The gut as part of a prediction system
Another helpful way to understand IBS is to see the body as constantly making predictions.
At any moment, the system is asking:
Is this safe?
Is something about to happen?
Do I need to prepare?
In IBS, that prediction system can become over-sensitive. It may begin to interpret internal sensations—normal movement, digestion, fullness—as signals that something needs attention.
This can create:
heightened awareness of gut sensations
increased urgency or discomfort
a feeling that the body is “ahead” of conscious control
Importantly, these responses are not imagined. They are real physiological patterns—but they are shaped by prediction rather than present danger.
Why trying to think your way out of IBS often doesn’t work
Many people with IBS become very skilled at managing thoughts:
calming statements
logical reassurance
understanding triggers
analysing food and stress links
All of this can be helpful at a cognitive level.
But IBS often persists because it is not primarily a cognitive problem.
It is a state of the nervous system.
And the nervous system does not fully shift because of insight alone.

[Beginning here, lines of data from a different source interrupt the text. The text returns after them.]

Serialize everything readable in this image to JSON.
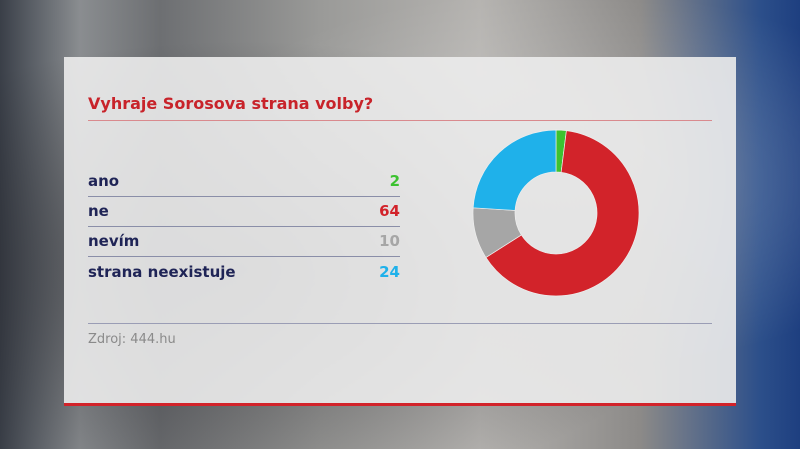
{
  "chart_data": {
    "type": "pie",
    "style": "donut",
    "title": "Vyhraje Sorosova strana volby?",
    "categories": [
      "ano",
      "ne",
      "nevím",
      "strana neexistuje"
    ],
    "values": [
      2,
      64,
      10,
      24
    ],
    "colors": [
      "#3cc230",
      "#d2232a",
      "#a6a6a6",
      "#1fb1ea"
    ],
    "source": "Zdroj: 444.hu",
    "legend": "left"
  }
}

It shifts through experience, repetition, and signals of safety that are felt rather than reasoned.
This is where approaches like hypnotherapy, breathwork, and guided attention can become useful—not because they “control” the gut, but because they help change the overall state the gut is responding to.
A different approach: working with the system, not against it
Rather than trying to force symptoms away, it can be more effective to change the conditions the gut is operating in.
This means shifting from:
“How do I stop this symptom?”to
“What helps my system feel safe enough to settle?”

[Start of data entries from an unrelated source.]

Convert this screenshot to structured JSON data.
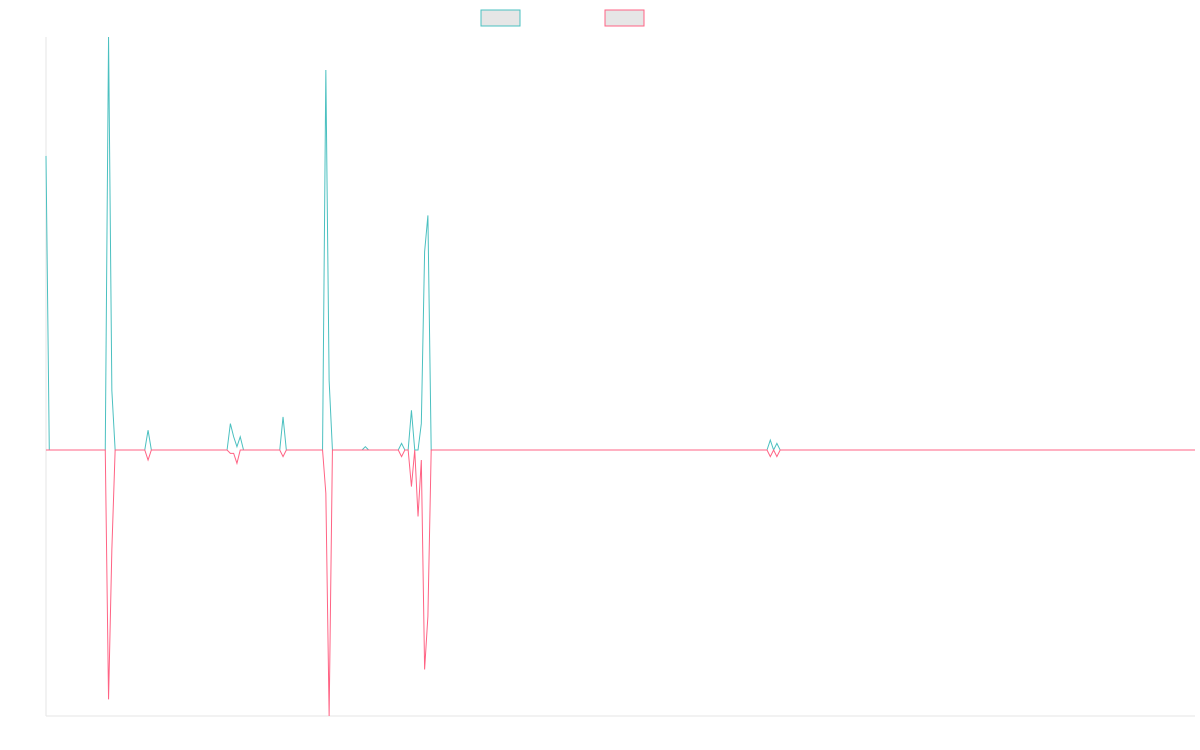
{
  "chart_data": {
    "type": "line",
    "title": "",
    "xlabel": "",
    "ylabel": "",
    "grid": false,
    "legend_position": "top-center",
    "xlim": [
      0,
      349
    ],
    "ylim": [
      -80,
      125
    ],
    "series": [
      {
        "color": "#4bc0c0",
        "fill": "#e6e6e6",
        "points": [
          [
            0,
            89
          ],
          [
            1,
            0
          ],
          [
            17,
            0
          ],
          [
            18,
            0
          ],
          [
            19,
            125
          ],
          [
            20,
            18
          ],
          [
            21,
            0
          ],
          [
            30,
            0
          ],
          [
            31,
            6
          ],
          [
            32,
            0
          ],
          [
            55,
            0
          ],
          [
            56,
            8
          ],
          [
            57,
            4
          ],
          [
            58,
            1
          ],
          [
            59,
            4
          ],
          [
            60,
            0
          ],
          [
            71,
            0
          ],
          [
            72,
            10
          ],
          [
            73,
            0
          ],
          [
            84,
            0
          ],
          [
            85,
            115
          ],
          [
            86,
            21
          ],
          [
            87,
            0
          ],
          [
            96,
            0
          ],
          [
            97,
            1
          ],
          [
            98,
            0
          ],
          [
            107,
            0
          ],
          [
            108,
            2
          ],
          [
            109,
            0
          ],
          [
            110,
            0
          ],
          [
            111,
            12
          ],
          [
            112,
            0
          ],
          [
            113,
            0
          ],
          [
            114,
            8
          ],
          [
            115,
            60
          ],
          [
            116,
            71
          ],
          [
            117,
            0
          ],
          [
            131,
            0
          ],
          [
            132,
            0
          ],
          [
            133,
            0
          ],
          [
            219,
            0
          ],
          [
            220,
            3
          ],
          [
            221,
            0
          ],
          [
            222,
            2
          ],
          [
            223,
            0
          ],
          [
            349,
            0
          ]
        ]
      },
      {
        "color": "#ff6384",
        "fill": "#e6e6e6",
        "points": [
          [
            0,
            0
          ],
          [
            17,
            0
          ],
          [
            18,
            0
          ],
          [
            19,
            -75
          ],
          [
            20,
            -30
          ],
          [
            21,
            0
          ],
          [
            30,
            0
          ],
          [
            31,
            -3
          ],
          [
            32,
            0
          ],
          [
            55,
            0
          ],
          [
            56,
            -1
          ],
          [
            57,
            -1
          ],
          [
            58,
            -4
          ],
          [
            59,
            0
          ],
          [
            60,
            0
          ],
          [
            71,
            0
          ],
          [
            72,
            -2
          ],
          [
            73,
            0
          ],
          [
            84,
            0
          ],
          [
            85,
            -13
          ],
          [
            86,
            -80
          ],
          [
            87,
            0
          ],
          [
            96,
            0
          ],
          [
            97,
            0
          ],
          [
            98,
            0
          ],
          [
            107,
            0
          ],
          [
            108,
            -2
          ],
          [
            109,
            0
          ],
          [
            110,
            0
          ],
          [
            111,
            -11
          ],
          [
            112,
            0
          ],
          [
            113,
            -20
          ],
          [
            114,
            -3
          ],
          [
            115,
            -66
          ],
          [
            116,
            -50
          ],
          [
            117,
            0
          ],
          [
            131,
            0
          ],
          [
            132,
            0
          ],
          [
            133,
            0
          ],
          [
            219,
            0
          ],
          [
            220,
            -2
          ],
          [
            221,
            0
          ],
          [
            222,
            -2
          ],
          [
            223,
            0
          ],
          [
            349,
            0
          ]
        ]
      }
    ]
  }
}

Not instantly. Not perfectly. But gradually.
The following short practice is designed to support that shift.
A gentle brain–gut reset practice
You might like to read this slowly, or pause between sections.
If it feels comfortable, allow your eyes to soften as you read.
There is nothing to do correctly here.
Just noticing.
Begin by bringing attention to your breath.
Not changing it. Just noticing it.
Inhaling… and exhaling.
And with each out-breath, allowing the body to become slightly less held.
Not relaxed in a forced way.
Just… less braced.
Now, bringing awareness gently to the abdomen.
Noticing it as an area that often carries attention, sensation, or vigilance.
And instead of trying to change anything, simply acknowledging:
this is an area that has been doing its job for a long time.
Protecting. Monitoring. Responding.
And for a moment, imagine that the brain and the gut are not separate systems working against each other…
but two parts of the same system trying, in their own way, to create safety.
Even if they have been over-interpreting signals.
Even if they have become a little overprotective.
And you might begin to notice this simple possibility:
that safety does not need to be forced.
It can be signalled.
Through breath.
Through attention that is not demanding.
Through allowing rather than controlling.
With each exhale, you might imagine a message moving through the system:
not “stop” or “fix” or “change”
but simply:
“nothing urgent is required right now”
And the body does not need to fully believe this immediately.
It only needs to register the possibility.
Even faintly.
Even briefly.
And when you are ready, bringing awareness back to the room.
Noticing support beneath you.
Noticing the present moment.
Carrying with you the idea that the system does not need to be fought with.
It can be influenced gently, over time, through repeated signals of safety.
A final thought
IBS is rarely about a single trigger, and rarely about a single solution.
It is more often a pattern the whole system has learned—one that can also, gradually, be unlearned.
Not by force.
But by changing the signals the system is receiving.
And over time, changing how it responds.